Riesenpalmen und Bergdschungel

Kilometerstand in Salento: 9781 km

Motorradfahren ist sicher eine der schönsten Fortbewegungsarten, auch wenn das nicht alle so sehen wie ich. Aber ich muss auch zugeben, dass man nicht alle schönen Dinge ‚erfahren‘ kann, manche muss man halt doch ‚erlaufen‘. Dieser Erkenntnis hab ich mich gebeugt, als ich in Salento ankomme und höre, dass im Cocora-Tal eine wunderbare Landschaft und die höchsten Palmen der Welt zu entdecken sind.

Im Verlauf einer Präsentation über den Anbau und die Verarbeitung von Kaffee lerne ich zwei junge Männer kennen, der eine ist John aus England und der andere Dorian aus Siegen.
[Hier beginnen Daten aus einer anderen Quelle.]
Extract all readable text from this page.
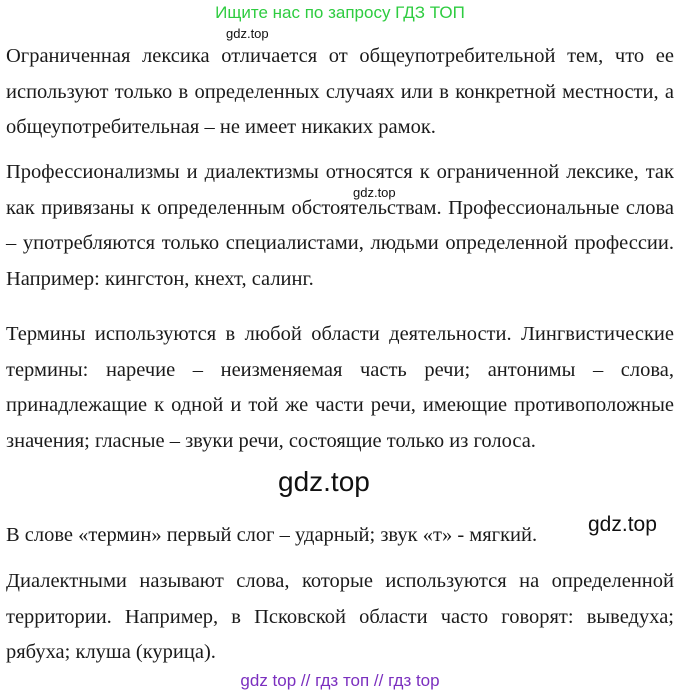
Ищите нас по запросу ГДЗ ТОП
gdz.top

Ограниченная лексика отличается от общеупотребительной тем, что ее используют только в определенных случаях или в конкретной местности, а общеупотребительная – не имеет никаких рамок.

Профессионализмы и диалектизмы относятся к ограниченной лексике, так как привязаны к определенным обстоятельствам. Профессиональные слова – употребляются только специалистами, людьми определенной профессии. Например: кингстон, кнехт, салинг.

gdz.top

Термины используются в любой области деятельности. Лингвистические термины: наречие – неизменяемая часть речи; антонимы – слова, принадлежащие к одной и той же части речи, имеющие противоположные значения; гласные – звуки речи, состоящие только из голоса.

gdz.top

В слове «термин» первый слог – ударный; звук «т» - мягкий.	gdz.top

Диалектными называют слова, которые используются на определенной территории. Например, в Псковской области часто говорят: выведуха; рябуха; клуша (курица).

gdz top // гдз топ // гдз top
Sie wollen morgen das Cocora Tal erwandern und als ich sie frage, ob ich mich anschließen darf, stimmen beide zu.

So kommt es, dass wir um 9:30 Uhr, gut gefrühstückt, im Jeep sitzen um an den Ausgangspunkt unserer Tour zu kommen.

Von Tim, einem Engländer, Besitzer des Hostels Plantation House haben wir uns je ein Paar Gummistiefel ausgeliehen, er hat sie wärmstens für die Tour empfohlen – kaum dass wir unterwegs sind, wissen wir warum.
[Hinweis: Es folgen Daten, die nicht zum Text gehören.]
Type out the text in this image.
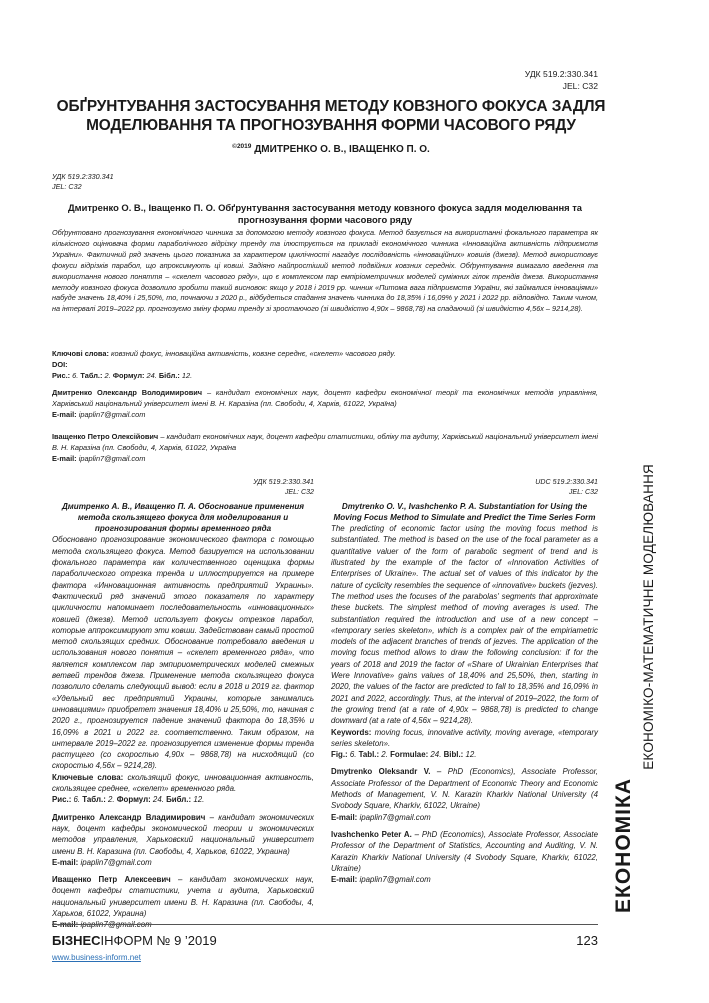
УДК 519.2:330.341
JEL: C32
ОБҐРУНТУВАННЯ ЗАСТОСУВАННЯ МЕТОДУ КОВЗНОГО ФОКУСА ЗАДЛЯ МОДЕЛЮВАННЯ ТА ПРОГНОЗУВАННЯ ФОРМИ ЧАСОВОГО РЯДУ
$^{©2019}$ ДМИТРЕНКО О. В., ІВАЩЕНКО П. О.
УДК 519.2:330.341
JEL: C32
Дмитренко О. В., Іващенко П. О. Обґрунтування застосування методу ковзного фокуса задля моделювання та прогнозування форми часового ряду

Обґрунтовано прогнозування економічного чинника за допомогою методу ковзного фокуса. Метод базується на використанні фокального параметра як кількісного оцінювача форми параболічного відрізку тренду та ілюструється на прикладі економічного чинника «Інноваційна активність підприємств України». Фактичний ряд значень цього показника за характером циклічності нагадує послідовність «інноваційних» ковшів (джезв). Метод використовує фокуси відрізків парабол, що апроксимують ці ковші. Задіяно найпростіший метод подвійних ковзних середніх. Обґрунтування вимагало введення та використання нового поняття – «скелет часового ряду», що є комплексом пар емпіріометричних моделей суміжних гілок трендів джезв. Використання методу ковзного фокуса дозволило зробити такий висновок: якщо у 2018 і 2019 рр. чинник «Питома вага підприємств України, які займалися інноваціями» набуде значень 18,40% і 25,50%, то, почнаючи з 2020 р., відбудеться спадання значень чинника до 18,35% і 16,09% у 2021 і 2022 рр. відповідно. Таким чином, на інтервалі 2019–2022 рр. прогнозуємо зміну форми тренду зі зростаючого (зі швидкістю 4,90х – 9868,78) на спадаючий (зі швидкістю 4,56х – 9214,28).

Ключові слова: ковзний фокус, інноваційна активність, ковзне середнє, «скелет» часового ряду.

DOI:

Рис.: 6. Табл.: 2. Формул: 24. Бібл.: 12.

Дмитренко Олександр Володимирович – кандидат економічних наук, доцент кафедри економічної теорії та економічних методів управління, Харківський національний університет імені В. Н. Каразіна (пл. Свободи, 4, Харків, 61022, Україна)
E-mail: ipaplin7@gmail.com

Іващенко Петро Олексійович – кандидат економічних наук, доцент кафедри статистики, обліку та аудиту, Харківський національний університет імені В. Н. Каразіна (пл. Свободи, 4, Харків, 61022, Україна
E-mail: ipaplin7@gmail.com

УДК 519.2:330.341
JEL: C32
Дмитренко А. В., Иващенко П. А. Обоснование применения метода скользящего фокуса для моделирования и прогнозирования формы временного ряда

Обосновано прогнозирование экономического фактора с помощью метода скользящего фокуса. Метод базируется на использовании фокального параметра как количественного оценщика формы параболического отрезка тренда и иллюстрируется на примере фактора «Инновационная активность предприятий Украины». Фактический ряд значений этого показателя по характеру цикличности напоминает последовательность «инновационных» ковшей (джезв). Метод использует фокусы отрезков парабол, которые аппроксимируют эти ковши. Задействован самый простой метод скользящих средних. Обоснование потребовало введения и использования нового понятия – «скелет временного ряда», что является комплексом пар эмпириометрических моделей смежных ветвей трендов джезв. Применение метода скользящего фокуса позволило сделать следующий вывод: если в 2018 и 2019 гг. фактор «Удельный вес предприятий Украины, которые занимались инновациями» приобретет значения 18,40% и 25,50%, то, начиная с 2020 г., прогнозируется падение значений фактора до 18,35% и 16,09% в 2021 и 2022 гг. соответственно. Таким образом, на интервале 2019–2022 гг. прогнозируется изменение формы тренда растущего (со скоростью 4,90х – 9868,78) на нисходящий (со скоростью 4,56х – 9214,28).

Ключевые слова: скользящий фокус, инновационная активность, скользящее среднее, «скелет» временного ряда.

Рис.: 6. Табл.: 2. Формул: 24. Библ.: 12.

Дмитренко Александр Владимирович – кандидат экономических наук, доцент кафедры экономической теории и экономических методов управления, Харьковский национальный университет имени В. Н. Каразина (пл. Свободы, 4, Харьков, 61022, Украина)
E-mail: ipaplin7@gmail.com

Иващенко Петр Алексеевич – кандидат экономических наук, доцент кафедры статистики, учета и аудита, Харьковский национальный университет имени В. Н. Каразина (пл. Свободы, 4, Харьков, 61022, Украина)
E-mail: ipaplin7@gmail.com

UDC 519.2:330.341
JEL: C32
Dmytrenko O. V., Ivashchenko P. A. Substantiation for Using the Moving Focus Method to Simulate and Predict the Time Series Form

The predicting of economic factor using the moving focus method is substantiated. The method is based on the use of the focal parameter as a quantitative valuer of the form of parabolic segment of trend and is illustrated by the example of the factor of «Innovation Activities of Enterprises of Ukraine». The actual set of values of this indicator by the nature of cyclicity resembles the sequence of «innovative» buckets (jezves). The method uses the focuses of the parabolas' segments that approximate these buckets. The simplest method of moving averages is used. The substantiation required the introduction and use of a new concept – «temporary series skeleton», which is a complex pair of the empiriametric models of the adjacent branches of trends of jezves. The application of the moving focus method allows to draw the following conclusion: if for the years of 2018 and 2019 the factor of «Share of Ukrainian Enterprises that Were Innovative» gains values of 18,40% and 25,50%, then, starting in 2020, the values of the factor are predicted to fall to 18,35% and 16,09% in 2021 and 2022, accordingly. Thus, at the interval of 2019–2022, the form of the growing trend (at a rate of 4,90x – 9868,78) is predicted to change downward (at a rate of 4,56x – 9214,28).

Keywords: moving focus, innovative activity, moving average, «temporary series skeleton».

Fig.: 6. Tabl.: 2. Formulae: 24. Bibl.: 12.

Dmytrenko Oleksandr V. – PhD (Economics), Associate Professor, Associate Professor of the Department of Economic Theory and Economic Methods of Management, V. N. Karazin Kharkiv National University (4 Svobody Square, Kharkiv, 61022, Ukraine)
E-mail: ipaplin7@gmail.com

Ivashchenko Peter A. – PhD (Economics), Associate Professor, Associate Professor of the Department of Statistics, Accounting and Auditing, V. N. Karazin Kharkiv National University (4 Svobody Square, Kharkiv, 61022, Ukraine)
E-mail: ipaplin7@gmail.com	ЕКОНОМІКА
ЕКОНОМІКО-МАТЕМАТИЧНЕ МОДЕЛЮВАННЯ
БІЗНЕСІНФОРМ № 9 ’2019	123
www.business-inform.net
Die Jeeps bringen uns ans Ende der Strasse, von wo wir uns aufmachen, von hier auf  etwa 2200 m zur 2890 m hoch gelegenen Hütte Acaima zu gelangen.
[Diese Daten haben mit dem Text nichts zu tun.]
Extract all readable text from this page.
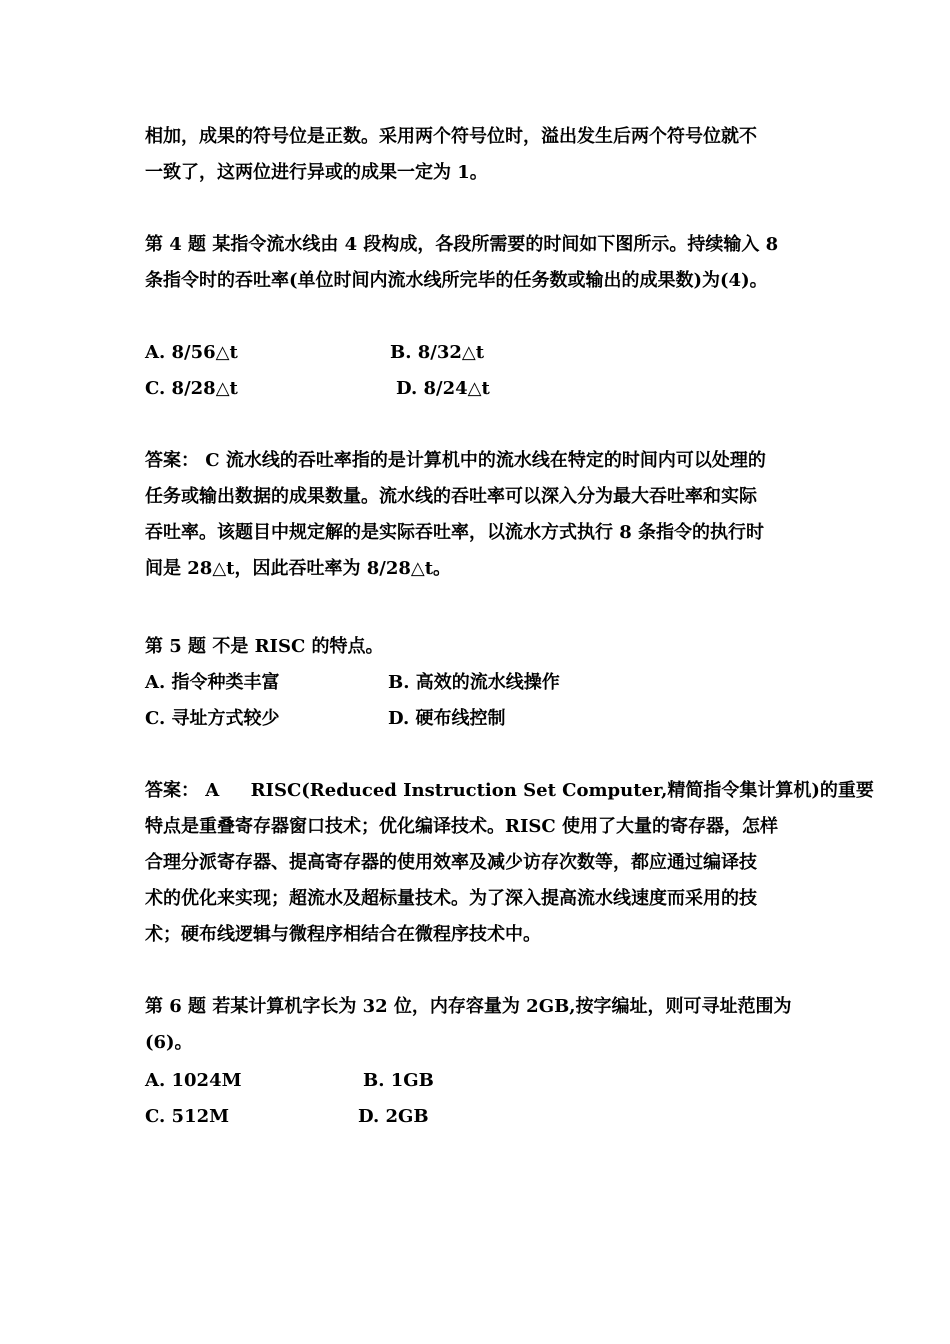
相加，成果的符号位是正数。采用两个符号位时，溢出发生后两个符号位就不
一致了，这两位进行异或的成果一定为 1。
第 4 题 某指令流水线由 4 段构成，各段所需要的时间如下图所示。持续输入 8
条指令时的吞吐率(单位时间内流水线所完毕的任务数或输出的成果数)为(4)。
A. 8/56△t	B. 8/32△t
C. 8/28△t	D. 8/24△t
答案： C 流水线的吞吐率指的是计算机中的流水线在特定的时间内可以处理的
任务或输出数据的成果数量。流水线的吞吐率可以深入分为最大吞吐率和实际
吞吐率。该题目中规定解的是实际吞吐率，以流水方式执行 8 条指令的执行时
间是 28△t，因此吞吐率为 8/28△t。
第 5 题 不是 RISC 的特点。
A. 指令种类丰富	B. 高效的流水线操作
C. 寻址方式较少	D. 硬布线控制
答案： A     RISC(Reduced Instruction Set Computer,精简指令集计算机)的重要
特点是重叠寄存器窗口技术；优化编译技术。RISC 使用了大量的寄存器，怎样
合理分派寄存器、提高寄存器的使用效率及减少访存次数等，都应通过编译技
术的优化来实现；超流水及超标量技术。为了深入提高流水线速度而采用的技
术；硬布线逻辑与微程序相结合在微程序技术中。
第 6 题 若某计算机字长为 32 位，内存容量为 2GB,按字编址，则可寻址范围为
(6)。
A. 1024M	B. 1GB
C. 512M	D. 2GB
Der Weg ist alles andere als leicht zu gehen. Wegen des intensiven Regens der letzten Tage und Wochen ist er schlammig und nicht selten bleiben wir mit den Stiefeln im Morast stecken. Wir versuchen auf den Kuhweiden weiter zu kommen, aber auch da kommen überschwemmte Passagen, die wir auf Pfadfinderart (mal über den Stacheldraht, mal unten durch) passieren müssen.

Die Wolken hängen im Tal, kaum zweihundert Meter über uns begrenzen sie unsere Sicht. Kaum anzunehmen, dass wir heute die Sonne sehen werden – und so ist es dann auch. Aber der Reihe nach. Staunend stehen wir vor den ersten Wachs-Palmen, dem Nationalbaum Kolumbiens. Er wird leicht 60 m hoch und kann 120 Jahre alt werden. Seltsam sehen diese schlanken Riesen aus, mitten in den Bergen, niemand würde sie hier erwarten. Sie stehen weit auseinander auf den Bergwiesen und säumen die Kanten der ansteigenden Bergkämme, bis sie im Nebel verschwinden – unwirklich wirkt die Szenerie.

Nach einer knappen Stunde Weg auf dem Talboden kommen wir an den Bach, der uns nach oben begleiten wird. Noch haben wir keine Ahnung, wie oft wir diesen reißenden Bach queren müssen, um auf die Hütte im Naturpark Acaime zu kommen. Am Ende werden es sechs Überquerungen, von der nur eine über eine Hängebrücke führt, bei allen anderen stellen drei oder vier Baumstämme ohne weitere Sicherungsmaßnahmen die Brücke dar.

Für die Mutproben werden wir am Ziel reichlich belohnt. Eine Frau, die hier oben lebt, kocht für die Tourengeher in ihrer primitiven Küche Kaffee, Schokolade oder mischt ein Refresco (Limonade). Dafür erhält sie von jedem Ankömmling 3000 Pesos (1,20 EUR). Sie füttert aber auch die hier zahlreich vorkommenden Kolibris, so dass die sich kaum eine Meter entfernt an die Trinkschale setzen um einen kräftigen Schluck Zuckerwasser zu ergattern. Für uns Fotografen eine schöne  Möglichkeit diese schnellen und flinken Vögel vor die Linse zu bekommen.

Auf dem Rückweg müssen wir nochmal fast 300 Höhenmeter nach oben um wieder ins Tal zu den Jeeps zu kommen und um die sechs Brücken zu vermeiden.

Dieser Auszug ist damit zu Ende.